Published: Friday 16 June 2006    | Updated: Friday 1 June 2007   

Bowing to the inevitable, EU leaders at the summit have agreed to prolong the 'reflection period'. The final deadline for leaving the constitutional impasse will be the end of 2008.

The former Commission President and newly elected Italian Prime Minister Romano Prodi, laid out the essential stakes in a few words after the first session of the EU summit, 15-16 June: "The real discussions on the constitution can only start under the German presidency and after French elections," Prodi said.

The German presidency runs in the first half of 2007, French elections are held in the spring of 2007. The French no-vote at the May 2005 referendum was the first stumbling block to the Constitution, and the 'états d'âme' of the French nation are thus set to remain pivotal for salvaging the Constitution.

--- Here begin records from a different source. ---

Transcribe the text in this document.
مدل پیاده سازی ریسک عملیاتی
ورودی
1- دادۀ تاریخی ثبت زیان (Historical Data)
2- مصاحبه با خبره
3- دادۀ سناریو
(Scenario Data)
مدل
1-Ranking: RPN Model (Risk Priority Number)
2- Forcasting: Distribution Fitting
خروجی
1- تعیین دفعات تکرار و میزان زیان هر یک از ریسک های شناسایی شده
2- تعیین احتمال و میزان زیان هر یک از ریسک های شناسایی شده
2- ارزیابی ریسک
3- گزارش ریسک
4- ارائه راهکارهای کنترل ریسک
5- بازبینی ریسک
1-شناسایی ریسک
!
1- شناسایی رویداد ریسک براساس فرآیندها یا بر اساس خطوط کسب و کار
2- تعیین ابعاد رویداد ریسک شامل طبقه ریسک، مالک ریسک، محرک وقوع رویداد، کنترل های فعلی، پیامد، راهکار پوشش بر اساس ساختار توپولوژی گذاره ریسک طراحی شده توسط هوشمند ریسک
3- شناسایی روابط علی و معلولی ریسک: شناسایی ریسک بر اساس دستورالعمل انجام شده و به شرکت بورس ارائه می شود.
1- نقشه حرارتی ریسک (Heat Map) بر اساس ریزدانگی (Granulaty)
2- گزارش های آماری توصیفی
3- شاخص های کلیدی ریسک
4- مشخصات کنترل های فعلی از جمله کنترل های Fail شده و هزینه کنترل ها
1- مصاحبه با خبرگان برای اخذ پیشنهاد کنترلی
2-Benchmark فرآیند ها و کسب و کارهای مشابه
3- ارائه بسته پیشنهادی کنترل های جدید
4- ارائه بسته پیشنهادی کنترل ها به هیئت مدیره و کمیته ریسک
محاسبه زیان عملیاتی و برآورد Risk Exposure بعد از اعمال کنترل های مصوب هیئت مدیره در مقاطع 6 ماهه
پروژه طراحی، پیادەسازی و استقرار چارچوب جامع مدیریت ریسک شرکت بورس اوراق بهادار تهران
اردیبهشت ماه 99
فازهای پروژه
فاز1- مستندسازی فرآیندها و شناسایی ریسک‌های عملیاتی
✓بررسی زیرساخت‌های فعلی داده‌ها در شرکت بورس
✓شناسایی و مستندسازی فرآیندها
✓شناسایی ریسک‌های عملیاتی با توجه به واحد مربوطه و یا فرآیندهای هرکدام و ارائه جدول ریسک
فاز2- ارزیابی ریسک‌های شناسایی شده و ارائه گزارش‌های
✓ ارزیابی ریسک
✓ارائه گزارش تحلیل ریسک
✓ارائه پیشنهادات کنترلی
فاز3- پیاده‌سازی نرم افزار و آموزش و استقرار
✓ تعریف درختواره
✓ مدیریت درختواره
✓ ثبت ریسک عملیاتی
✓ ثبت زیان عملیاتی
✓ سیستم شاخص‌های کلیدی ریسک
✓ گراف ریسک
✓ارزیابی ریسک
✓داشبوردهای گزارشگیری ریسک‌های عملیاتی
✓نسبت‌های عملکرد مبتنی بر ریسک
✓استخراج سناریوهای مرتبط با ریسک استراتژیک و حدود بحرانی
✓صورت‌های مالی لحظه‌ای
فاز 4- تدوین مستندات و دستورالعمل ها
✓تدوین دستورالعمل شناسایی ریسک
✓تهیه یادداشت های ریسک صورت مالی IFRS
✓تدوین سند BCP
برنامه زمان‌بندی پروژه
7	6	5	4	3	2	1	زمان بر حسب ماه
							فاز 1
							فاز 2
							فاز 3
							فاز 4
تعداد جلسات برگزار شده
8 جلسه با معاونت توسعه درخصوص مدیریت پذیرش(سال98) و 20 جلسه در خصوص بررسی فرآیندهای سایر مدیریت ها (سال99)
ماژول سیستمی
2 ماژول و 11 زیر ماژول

Apart for agreeing that more time is needed, there was no real clarification in sight: "The substance of the constitutional treaty is good and it should be kept alive, but there's no consensus," admitted Austrian Chancellor Wolfgang Schüssel.

15 EU nations have ratified so far, and some are eager to build on the Constitutional Treaty, whereas the Netherlands, whose citizens overwhelmingly voted it down in June 2005, will not submit the same text to a new vote.

Dutch Foreign Minister Bernard Bot has argued that existing EU treaties could be adapted if the EU needs to take in new members.